- Genre: Reality/Comedy
- Presented by: Bernard Curry
- Starring: Rebel Wilson Celia Ireland Travis Cotton Jody Kennedy Julie Herbert Glenn Butcher
- Country of origin: Australia
- Original language: English
- No. of seasons: 1
- No. of episodes: 10

Production
- Production location: TCN-9 studios Sydney, Australia

Original release
- Network: Nine Network
- Release: 12 February – 19 February 2008

= Monster House (Australian TV series) =

Monster House was an Australian reality/comedy television series broadcast on the Nine Network. Debuting on 12 February 2008, the program was hosted by Bernard Curry, brother of Stephen and Andrew Curry.

The show centred on the Webb family, played by actors Rebel Wilson, Celia Ireland, Travis Cotton, Jody Kennedy, Julie Herbert and Glenn Butcher, who act as a fictional family in a house purpose-built with hidden cameras to capture their performances and those of the unsuspecting guests who get brought into the family's "web".

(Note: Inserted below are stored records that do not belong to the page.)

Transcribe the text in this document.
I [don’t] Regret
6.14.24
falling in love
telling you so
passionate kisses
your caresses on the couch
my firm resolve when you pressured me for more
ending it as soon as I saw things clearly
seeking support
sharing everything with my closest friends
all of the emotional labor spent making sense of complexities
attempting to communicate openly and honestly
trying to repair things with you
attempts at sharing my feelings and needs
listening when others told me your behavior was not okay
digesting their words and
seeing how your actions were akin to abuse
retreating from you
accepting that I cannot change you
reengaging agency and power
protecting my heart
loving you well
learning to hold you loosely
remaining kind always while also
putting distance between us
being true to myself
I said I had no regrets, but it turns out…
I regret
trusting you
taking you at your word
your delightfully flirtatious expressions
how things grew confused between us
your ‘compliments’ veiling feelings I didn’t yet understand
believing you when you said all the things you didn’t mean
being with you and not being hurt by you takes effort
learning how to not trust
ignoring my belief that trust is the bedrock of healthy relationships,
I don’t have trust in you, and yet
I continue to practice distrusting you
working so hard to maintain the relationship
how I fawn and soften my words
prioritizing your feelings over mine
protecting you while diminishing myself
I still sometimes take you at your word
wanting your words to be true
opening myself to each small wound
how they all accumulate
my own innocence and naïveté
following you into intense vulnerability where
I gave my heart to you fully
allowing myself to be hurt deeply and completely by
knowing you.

The show debuted with an unimpressive 793,000 viewers tuning in. It was pulled from schedules after its second episode, and axed by the network the following day. Nine had commissioned ten unaired episodes of the show, which were filmed in December 2007 and January 2008.

Nine stated it would air the remaining episodes later in the year, and did so as counter-programming during the 2008 Summer Olympics.